Bruxelles fait valoir ses points forts en tant que centre financier

31/05/2017

Dans la perspective du Brexit, plusieurs centres financiers ont décidé de déployer leurs atouts afin de de convaincre les entreprises britanniques de s’installer dans leur ville. Francfort, Paris, Luxembourg ou Amsterdam : toutes se présentent comme le hub financier par excellence. Mais notre capitale, Bruxelles, possède aussi des atouts dont elle peut se prévaloir.

Hier, la Région de Bruxelles-Capitale, en la personne de Cécile Jodogne, Secrétaire d'Etat en charge du Commerce extérieur, a franchi la Manche pour convaincre le public britannique des qualités de notre capitale.

Le Brexit redéfinit les centres financiers

Avec le Brexit, de nombreuses grandes pointures financières présentes à Londres risquent de perdre leur passeport européen, et par là leur accès au marché unique européen.

Afin de de pouvoir malgré tout servir leurs clients sur le continent européen, certaines institutions financières britanniques établissent une filiale dans un autre État membre européen et transfèrent (une partie de) leurs activités et leur personnel en Europe.

Pour les centres financiers du continent européen, ce transfert est évidemment du pain bénit. Ainsi, Francfort, siège de la Banque centrale européenne, accueillera bientôt un certain nombre d’importantes banques britanniques.

Le Luxembourg, qui a joué la carte du lobbying dès la fin du référendum sur le Brexit, est un solide concurrent lorsqu’il s’agit d’attirer des organismes de placement. Un déménagement à Paris est aussi envisageable dans la mesure où de nombreuses banques y possèdent déjà une filiale. Amsterdam entend également emporter une part du gâteau et, comme Berlin, vise plutôt les acteurs fintech.

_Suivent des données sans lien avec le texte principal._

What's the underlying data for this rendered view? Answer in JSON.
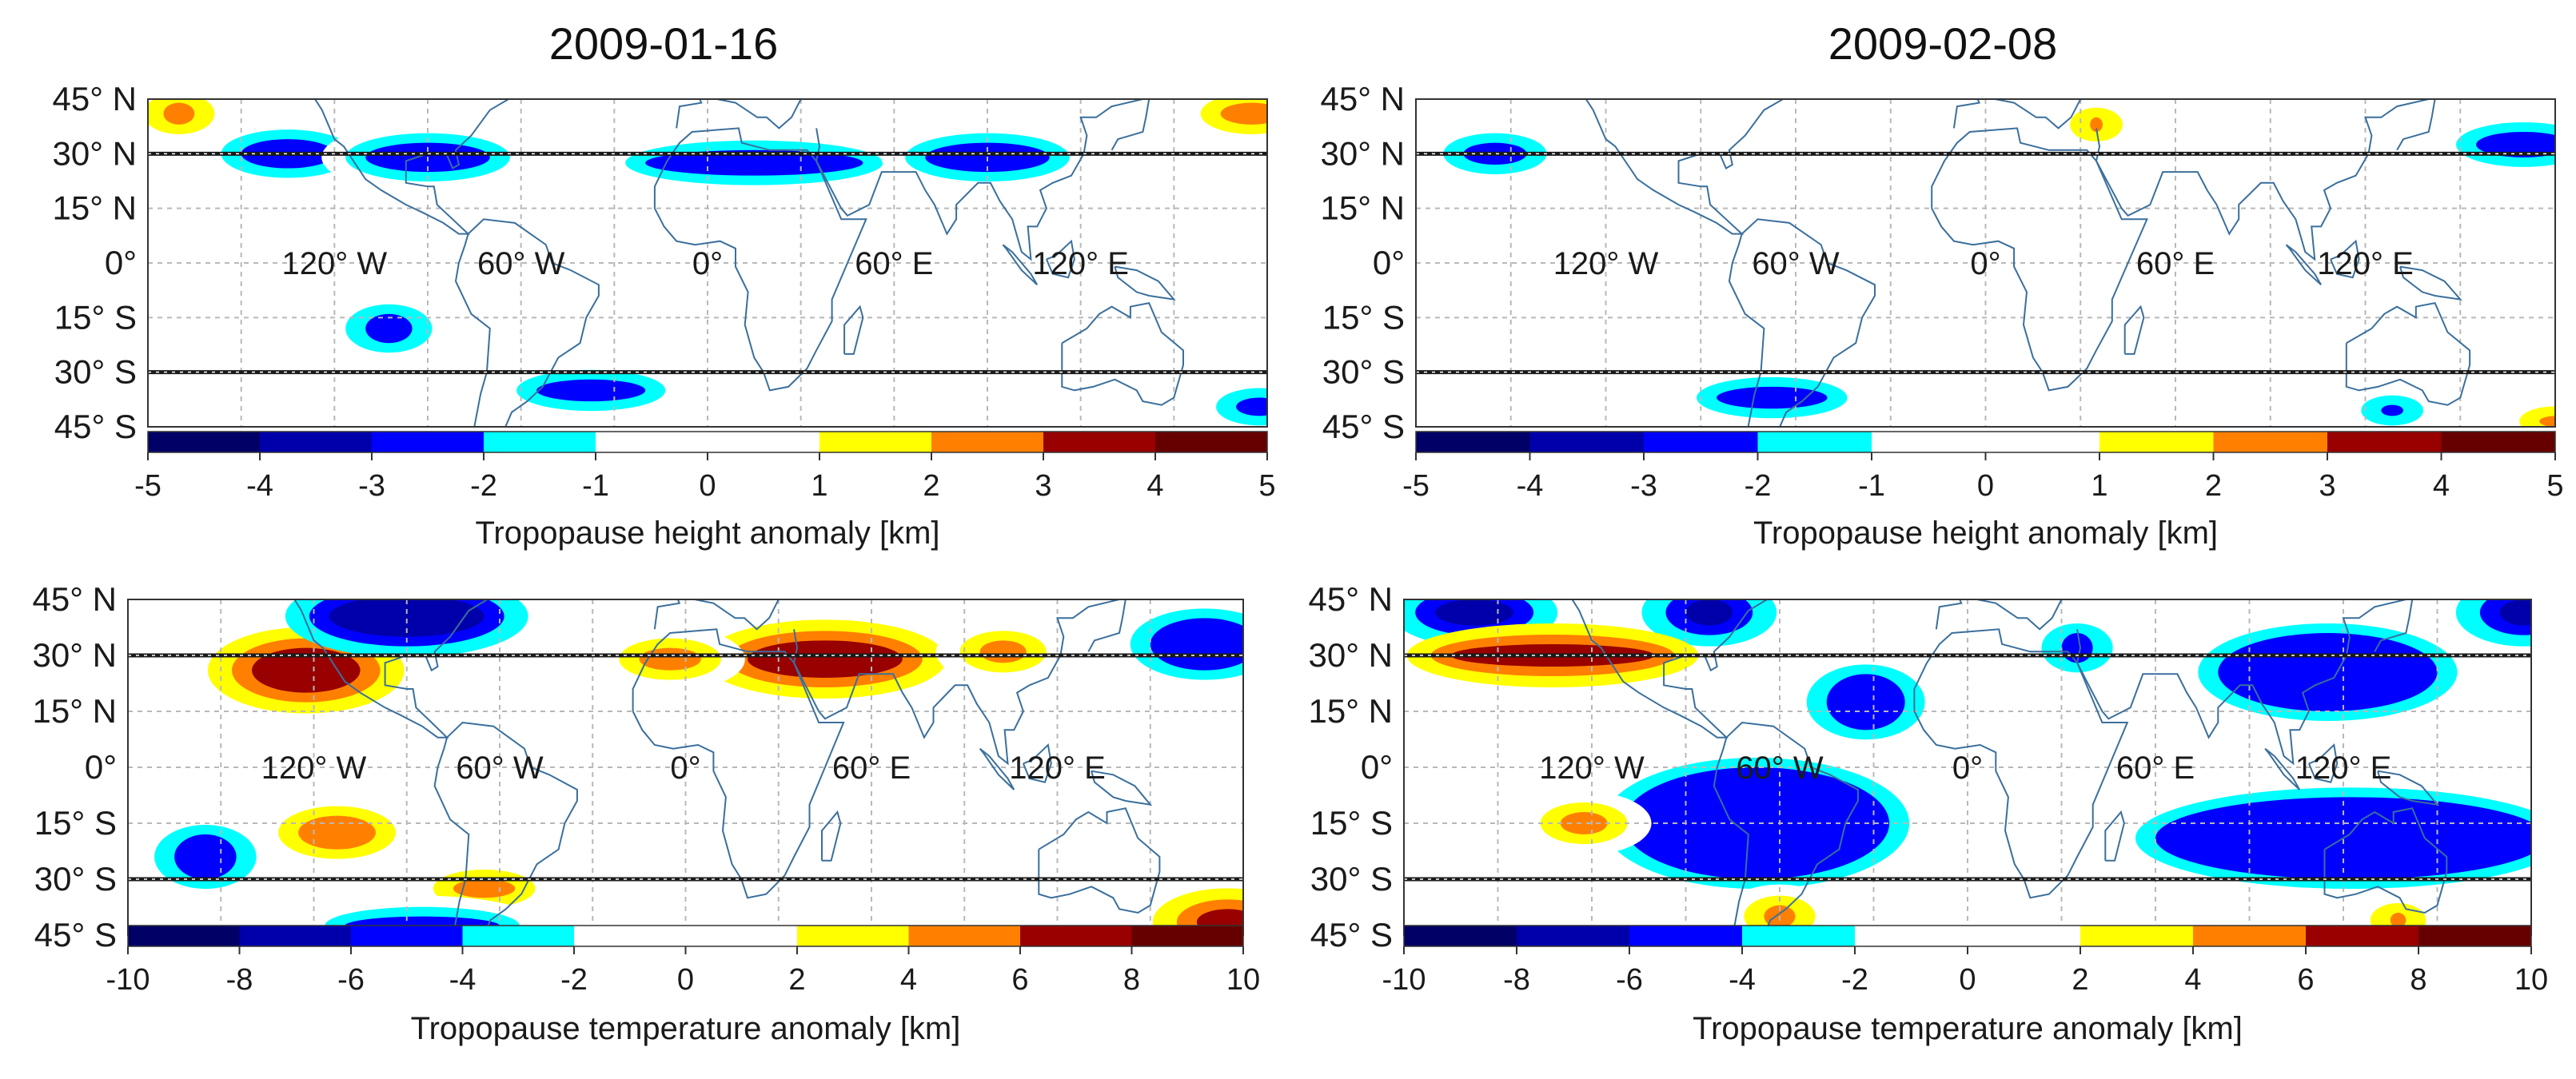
{
  "figure": {
    "dates": [
      "2009-01-16",
      "2009-02-08"
    ],
    "colors": {
      "coast": "#3a6f9c",
      "grid": "#b8b8b8",
      "tropical_line": "#1a1a1a",
      "frame": "#333333"
    }
  },
  "chart_data": [
    {
      "type": "heatmap",
      "id": "height-2009-01-16",
      "title": "2009-01-16",
      "quantity": "Tropopause height anomaly",
      "xlabel": "Tropopause height anomaly [km]",
      "x_tick_labels": [
        "120° W",
        "60° W",
        "0°",
        "60° E",
        "120° E"
      ],
      "y_tick_labels": [
        "45° N",
        "30° N",
        "15° N",
        "0°",
        "15° S",
        "30° S",
        "45° S"
      ],
      "lon_range": [
        -180,
        180
      ],
      "lat_range": [
        -45,
        45
      ],
      "reference_latitudes": [
        30,
        -30
      ],
      "colorbar": {
        "range": [
          -5,
          5
        ],
        "ticks": [
          "-5",
          "-4",
          "-3",
          "-2",
          "-1",
          "0",
          "1",
          "2",
          "3",
          "4",
          "5"
        ],
        "colors": [
          "#000066",
          "#0000aa",
          "#0000ff",
          "#00ffff",
          "#ffffff",
          "#ffffff",
          "#ffff00",
          "#ff8000",
          "#990000",
          "#660000"
        ]
      },
      "anomaly_patches": [
        {
          "lon": [
            -150,
            -120
          ],
          "lat": [
            26,
            34
          ],
          "value": -3
        },
        {
          "lon": [
            -110,
            -70
          ],
          "lat": [
            25,
            33
          ],
          "value": -3
        },
        {
          "lon": [
            -20,
            50
          ],
          "lat": [
            24,
            31
          ],
          "value": -3
        },
        {
          "lon": [
            70,
            110
          ],
          "lat": [
            25,
            33
          ],
          "value": -3
        },
        {
          "lon": [
            -110,
            -95
          ],
          "lat": [
            -22,
            -14
          ],
          "value": -3
        },
        {
          "lon": [
            -55,
            -20
          ],
          "lat": [
            -38,
            -32
          ],
          "value": -3
        },
        {
          "lon": [
            170,
            185
          ],
          "lat": [
            -42,
            -37
          ],
          "value": -3
        },
        {
          "lon": [
            -175,
            -165
          ],
          "lat": [
            38,
            44
          ],
          "value": 2
        },
        {
          "lon": [
            165,
            185
          ],
          "lat": [
            38,
            44
          ],
          "value": 2
        }
      ]
    },
    {
      "type": "heatmap",
      "id": "height-2009-02-08",
      "title": "2009-02-08",
      "quantity": "Tropopause height anomaly",
      "xlabel": "Tropopause height anomaly [km]",
      "x_tick_labels": [
        "120° W",
        "60° W",
        "0°",
        "60° E",
        "120° E"
      ],
      "y_tick_labels": [
        "45° N",
        "30° N",
        "15° N",
        "0°",
        "15° S",
        "30° S",
        "45° S"
      ],
      "lon_range": [
        -180,
        180
      ],
      "lat_range": [
        -45,
        45
      ],
      "reference_latitudes": [
        30,
        -30
      ],
      "colorbar": {
        "range": [
          -5,
          5
        ],
        "ticks": [
          "-5",
          "-4",
          "-3",
          "-2",
          "-1",
          "0",
          "1",
          "2",
          "3",
          "4",
          "5"
        ],
        "colors": [
          "#000066",
          "#0000aa",
          "#0000ff",
          "#00ffff",
          "#ffffff",
          "#ffffff",
          "#ffff00",
          "#ff8000",
          "#990000",
          "#660000"
        ]
      },
      "anomaly_patches": [
        {
          "lon": [
            -165,
            -145
          ],
          "lat": [
            27,
            33
          ],
          "value": -3
        },
        {
          "lon": [
            155,
            185
          ],
          "lat": [
            29,
            36
          ],
          "value": -3
        },
        {
          "lon": [
            -85,
            -50
          ],
          "lat": [
            -40,
            -34
          ],
          "value": -3
        },
        {
          "lon": [
            125,
            132
          ],
          "lat": [
            -42,
            -39
          ],
          "value": -3
        },
        {
          "lon": [
            33,
            37
          ],
          "lat": [
            36,
            40
          ],
          "value": 2
        },
        {
          "lon": [
            175,
            185
          ],
          "lat": [
            -45,
            -42
          ],
          "value": 2
        }
      ]
    },
    {
      "type": "heatmap",
      "id": "temperature-2009-01-16",
      "title": "2009-01-16",
      "quantity": "Tropopause temperature anomaly",
      "xlabel": "Tropopause temperature anomaly [km]",
      "x_tick_labels": [
        "120° W",
        "60° W",
        "0°",
        "60° E",
        "120° E"
      ],
      "y_tick_labels": [
        "45° N",
        "30° N",
        "15° N",
        "0°",
        "15° S",
        "30° S",
        "45° S"
      ],
      "lon_range": [
        -180,
        180
      ],
      "lat_range": [
        -45,
        45
      ],
      "reference_latitudes": [
        30,
        -30
      ],
      "colorbar": {
        "range": [
          -10,
          10
        ],
        "ticks": [
          "-10",
          "-8",
          "-6",
          "-4",
          "-2",
          "0",
          "2",
          "4",
          "6",
          "8",
          "10"
        ],
        "colors": [
          "#000066",
          "#0000aa",
          "#0000ff",
          "#00ffff",
          "#ffffff",
          "#ffffff",
          "#ffff00",
          "#ff8000",
          "#990000",
          "#660000"
        ]
      },
      "anomaly_patches": [
        {
          "lon": [
            -140,
            -105
          ],
          "lat": [
            20,
            32
          ],
          "value": 7
        },
        {
          "lon": [
            20,
            70
          ],
          "lat": [
            24,
            34
          ],
          "value": 7
        },
        {
          "lon": [
            95,
            110
          ],
          "lat": [
            28,
            34
          ],
          "value": 5
        },
        {
          "lon": [
            -15,
            5
          ],
          "lat": [
            26,
            32
          ],
          "value": 5
        },
        {
          "lon": [
            -125,
            -100
          ],
          "lat": [
            -22,
            -13
          ],
          "value": 5
        },
        {
          "lon": [
            -75,
            -55
          ],
          "lat": [
            -35,
            -30
          ],
          "value": 5
        },
        {
          "lon": [
            165,
            185
          ],
          "lat": [
            -45,
            -38
          ],
          "value": 7
        },
        {
          "lon": [
            -115,
            -65
          ],
          "lat": [
            35,
            46
          ],
          "value": -7
        },
        {
          "lon": [
            150,
            185
          ],
          "lat": [
            26,
            40
          ],
          "value": -5
        },
        {
          "lon": [
            -165,
            -145
          ],
          "lat": [
            -30,
            -18
          ],
          "value": -5
        },
        {
          "lon": [
            -110,
            -60
          ],
          "lat": [
            -45,
            -40
          ],
          "value": -5
        }
      ]
    },
    {
      "type": "heatmap",
      "id": "temperature-2009-02-08",
      "title": "2009-02-08",
      "quantity": "Tropopause temperature anomaly",
      "xlabel": "Tropopause temperature anomaly [km]",
      "x_tick_labels": [
        "120° W",
        "60° W",
        "0°",
        "60° E",
        "120° E"
      ],
      "y_tick_labels": [
        "45° N",
        "30° N",
        "15° N",
        "0°",
        "15° S",
        "30° S",
        "45° S"
      ],
      "lon_range": [
        -180,
        180
      ],
      "lat_range": [
        -45,
        45
      ],
      "reference_latitudes": [
        30,
        -30
      ],
      "colorbar": {
        "range": [
          -10,
          10
        ],
        "ticks": [
          "-10",
          "-8",
          "-6",
          "-4",
          "-2",
          "0",
          "2",
          "4",
          "6",
          "8",
          "10"
        ],
        "colors": [
          "#000066",
          "#0000aa",
          "#0000ff",
          "#00ffff",
          "#ffffff",
          "#ffffff",
          "#ffff00",
          "#ff8000",
          "#990000",
          "#660000"
        ]
      },
      "anomaly_patches": [
        {
          "lon": [
            -170,
            -145
          ],
          "lat": [
            38,
            45
          ],
          "value": -7
        },
        {
          "lon": [
            -90,
            -75
          ],
          "lat": [
            38,
            45
          ],
          "value": -7
        },
        {
          "lon": [
            -45,
            -20
          ],
          "lat": [
            10,
            25
          ],
          "value": -5
        },
        {
          "lon": [
            -110,
            -25
          ],
          "lat": [
            -30,
            0
          ],
          "value": -5
        },
        {
          "lon": [
            30,
            40
          ],
          "lat": [
            28,
            36
          ],
          "value": -5
        },
        {
          "lon": [
            80,
            150
          ],
          "lat": [
            15,
            36
          ],
          "value": -5
        },
        {
          "lon": [
            60,
            185
          ],
          "lat": [
            -30,
            -8
          ],
          "value": -5
        },
        {
          "lon": [
            170,
            185
          ],
          "lat": [
            38,
            45
          ],
          "value": -7
        },
        {
          "lon": [
            -165,
            -100
          ],
          "lat": [
            27,
            33
          ],
          "value": 7
        },
        {
          "lon": [
            -130,
            -115
          ],
          "lat": [
            -18,
            -12
          ],
          "value": 5
        },
        {
          "lon": [
            -65,
            -55
          ],
          "lat": [
            -43,
            -37
          ],
          "value": 5
        },
        {
          "lon": [
            135,
            140
          ],
          "lat": [
            -43,
            -39
          ],
          "value": 5
        }
      ]
    }
  ]
}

Bruxelles : centre financier au cœur de l’Europe

Mais Bruxelles a aussi de nombreux atouts à faire valoir.

La capitale belge accueille le siège de quelques-uns des plus grands acteurs financiers au monde possédant une forte tradition en matière de technologie des paiements. C’est le cas notamment de Euroclear, SWIFT, MasterCard ou The Bank of New York Mellon.

Bruxelles se situe au cœur de l’Europe et constitue le centre décisionnel de l’Union européenne du fait de la présence de plusieurs institutions européennes. Notre plurilinguisme, notre degré d’éducation élevé et nos liaisons internationales sont autant d’atouts à notre actif.

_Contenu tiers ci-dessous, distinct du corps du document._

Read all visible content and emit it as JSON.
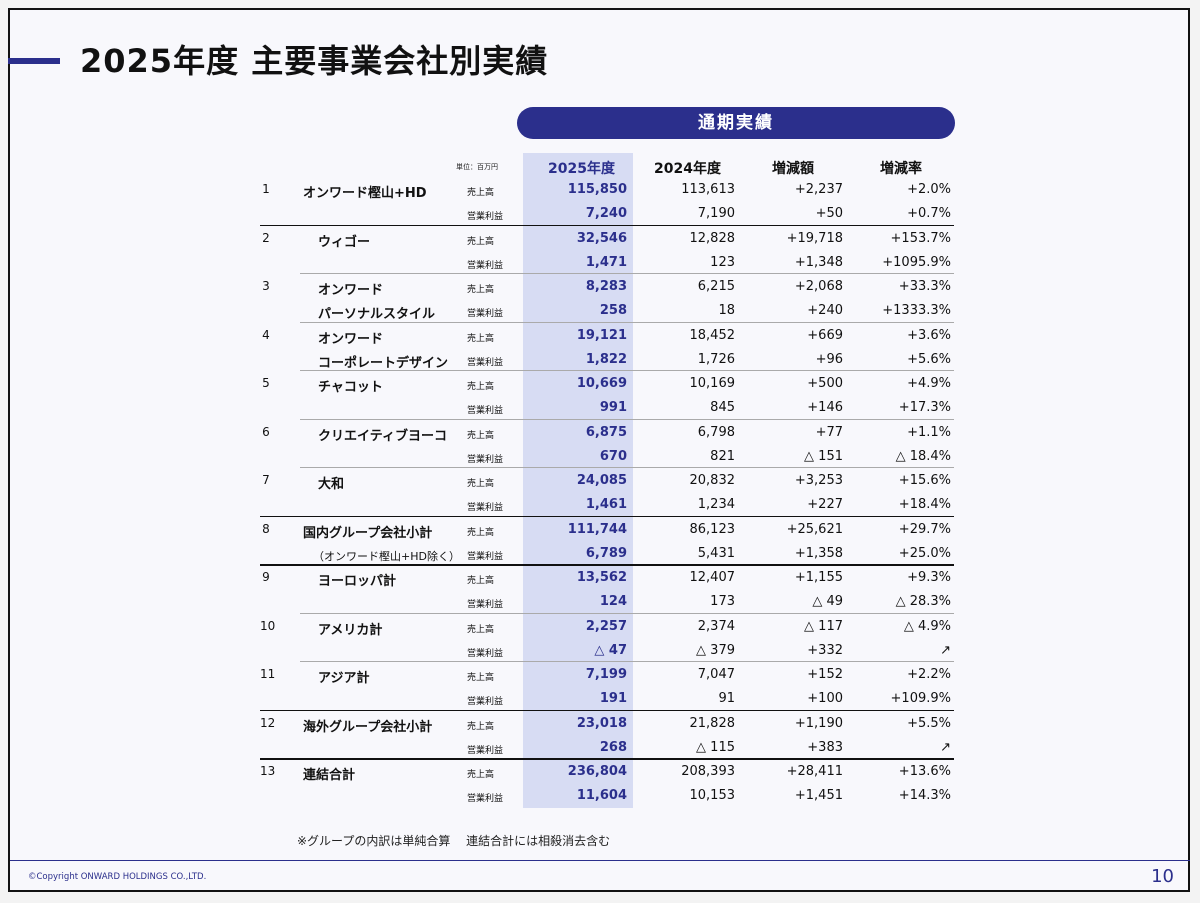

En outre, les Belges sont loin d’être des analphabètes numériques. Ainsi, notre pays occupe la sixième position dans le Digital Economy & Society-index (DESI) de la Commission européenne qui classe les pays selon leur compétitivité numérique.

Nous réglons nos affaires bancaires via notre smartphone, effectuons nos paiements par factures numériques, tout cela grâce à un réseau 4G rapide. En revanche, nous connaissons une pénurie de profils techniques comme les scientifiques de données, ce qui indique que notre enseignement pourrait être mieux adapté aux besoins numériques du futur.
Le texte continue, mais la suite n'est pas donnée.